Couchbase Client Deployment Strategies

Couchbase Server client SDKs are the preferred deployment option.

If your language and development environment supports a smart client library, Couchbase Server client SDKs are the preferred deployment option. If this is not the case, use the Couchbase Server client-side Moxi (Memcached Proxy) configuration for the best performance and functionality. If your existing application supports Memcached, Moxi can be deployed and facilitate use of a Couchbase Server cluster with all the power and functionality that Couchbase Server is known for.

Using a Couchbase Server Client SDK

When using an SDK, your application gains the ability to communicate directly to the Couchbase Server cluster nodes that are needed to perform the operation. Your application requires no knowledge of the cluster topology as the SDK takes care of this on your behalf.

The SDK communicates with the cluster using a custom Couchbase binary protocol. The protocol enables the SDK to receive a cluster topology map, locate the necessary service (Data, Index, Query) and node required for the operation, and then read/write information from there. For the Data service specifically, the SDK communicates directly to the vBucket (shard) that contains the data to perform the operation. When constructing the connection string on the client application for the SDK, it is the best practice to include at least three nodes from the cluster from which the initial cluster map originates. Any future changes to the cluster map following the initial bootstrap happen any time the cluster topology changes, for example during the cluster rebalance.

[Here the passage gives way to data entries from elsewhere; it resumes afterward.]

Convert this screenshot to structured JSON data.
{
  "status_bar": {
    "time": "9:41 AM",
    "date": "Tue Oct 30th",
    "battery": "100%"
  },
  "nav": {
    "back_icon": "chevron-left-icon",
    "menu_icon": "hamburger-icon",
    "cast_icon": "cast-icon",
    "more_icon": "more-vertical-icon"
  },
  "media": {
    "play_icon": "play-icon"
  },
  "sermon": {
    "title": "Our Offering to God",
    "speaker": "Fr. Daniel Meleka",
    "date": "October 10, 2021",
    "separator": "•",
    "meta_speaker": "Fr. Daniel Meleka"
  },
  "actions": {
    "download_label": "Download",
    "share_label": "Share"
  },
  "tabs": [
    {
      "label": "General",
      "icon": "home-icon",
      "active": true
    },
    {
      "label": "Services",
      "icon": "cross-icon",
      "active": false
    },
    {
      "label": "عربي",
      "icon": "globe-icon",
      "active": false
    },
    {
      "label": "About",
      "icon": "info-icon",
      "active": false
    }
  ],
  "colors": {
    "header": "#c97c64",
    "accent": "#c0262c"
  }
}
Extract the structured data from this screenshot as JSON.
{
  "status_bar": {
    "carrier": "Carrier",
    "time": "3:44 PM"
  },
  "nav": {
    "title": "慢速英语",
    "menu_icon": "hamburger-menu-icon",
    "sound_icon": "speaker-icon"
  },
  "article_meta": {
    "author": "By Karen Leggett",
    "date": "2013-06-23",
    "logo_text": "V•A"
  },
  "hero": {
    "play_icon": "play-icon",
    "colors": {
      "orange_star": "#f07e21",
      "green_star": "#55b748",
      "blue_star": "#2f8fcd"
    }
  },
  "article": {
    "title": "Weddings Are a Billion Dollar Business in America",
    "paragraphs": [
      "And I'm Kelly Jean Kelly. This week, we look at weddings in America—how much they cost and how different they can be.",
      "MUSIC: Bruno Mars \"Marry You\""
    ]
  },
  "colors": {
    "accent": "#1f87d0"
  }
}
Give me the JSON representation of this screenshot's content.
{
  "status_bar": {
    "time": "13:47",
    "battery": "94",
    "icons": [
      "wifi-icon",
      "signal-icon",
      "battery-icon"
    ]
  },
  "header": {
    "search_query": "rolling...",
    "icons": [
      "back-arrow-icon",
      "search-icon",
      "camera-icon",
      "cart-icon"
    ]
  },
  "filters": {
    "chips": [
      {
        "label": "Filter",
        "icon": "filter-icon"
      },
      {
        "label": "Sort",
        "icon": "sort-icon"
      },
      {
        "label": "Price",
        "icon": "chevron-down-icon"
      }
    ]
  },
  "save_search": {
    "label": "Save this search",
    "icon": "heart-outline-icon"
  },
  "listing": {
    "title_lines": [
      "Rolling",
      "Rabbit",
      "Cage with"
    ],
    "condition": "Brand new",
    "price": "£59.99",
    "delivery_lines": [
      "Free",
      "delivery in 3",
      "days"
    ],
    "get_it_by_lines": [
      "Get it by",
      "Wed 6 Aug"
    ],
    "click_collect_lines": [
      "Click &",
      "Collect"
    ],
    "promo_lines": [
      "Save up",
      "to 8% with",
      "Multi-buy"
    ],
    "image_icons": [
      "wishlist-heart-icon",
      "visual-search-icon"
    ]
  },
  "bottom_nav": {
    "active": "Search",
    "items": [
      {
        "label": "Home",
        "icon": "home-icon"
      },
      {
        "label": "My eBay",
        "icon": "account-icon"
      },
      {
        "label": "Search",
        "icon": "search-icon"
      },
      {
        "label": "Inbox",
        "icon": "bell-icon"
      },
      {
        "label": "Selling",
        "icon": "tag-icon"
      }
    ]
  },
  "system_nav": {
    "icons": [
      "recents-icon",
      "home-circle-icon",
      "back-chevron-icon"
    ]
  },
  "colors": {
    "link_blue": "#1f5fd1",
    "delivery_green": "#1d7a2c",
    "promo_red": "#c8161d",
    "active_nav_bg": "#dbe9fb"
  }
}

In releases prior to Couchbase Server 2.5, the SDK would make an HTTP connection to port 8091 to get the initial cluster map and any updates. With Couchbase Server 2.5 or later, the SDK gets the cluster map via the memcached protocol on port 11210 of a node (rather than via persistent HTTP connections to port 8091). Getting the map through the memcached protocol significantly improves connection scaling capabilities and reduces the number of open ports.

This change is only applicable to Couchbase-type buckets (not memcached buckets). An error is returned if a configuration request is received on port 8091.

Client-Side Memcached to Couchbase Proxy

Deploy a standalone Memcached to Couchbase Server proxy, called Moxi in the following cases:

  • A client SDK is not available for your chosen platform.

  • Your application is already using Memcached, and you are not ready for an application redesign.

Deploy Moxi on each of your application servers. It appears to your application as a Memcached server but provides the same functionality as the client SDK. This functionality gives your application all of the data persistence, power, HA, and scalability characteristic to Couchbase Server, but your application communicates as it would to Memcached. Keep in mind that Moxi will only connect to the Couchbase Data Service and will not utilize any of the other services (Indexing, Querying).

Your application should be configured to communicate via your memcached library to just one server in its server list (localhost). All application operations are sent to localhost:11211, which is the port serviced by Moxi.

Moxi then works like a client SDK in the following way:

  1. Hashes the document ID to the vBucket in the Data Service.

  2. Looks up the host server for that vBucket in the cluster map.

  3. Sends the operation to the appropriate cluster node on port 11210 to fulfill the operation.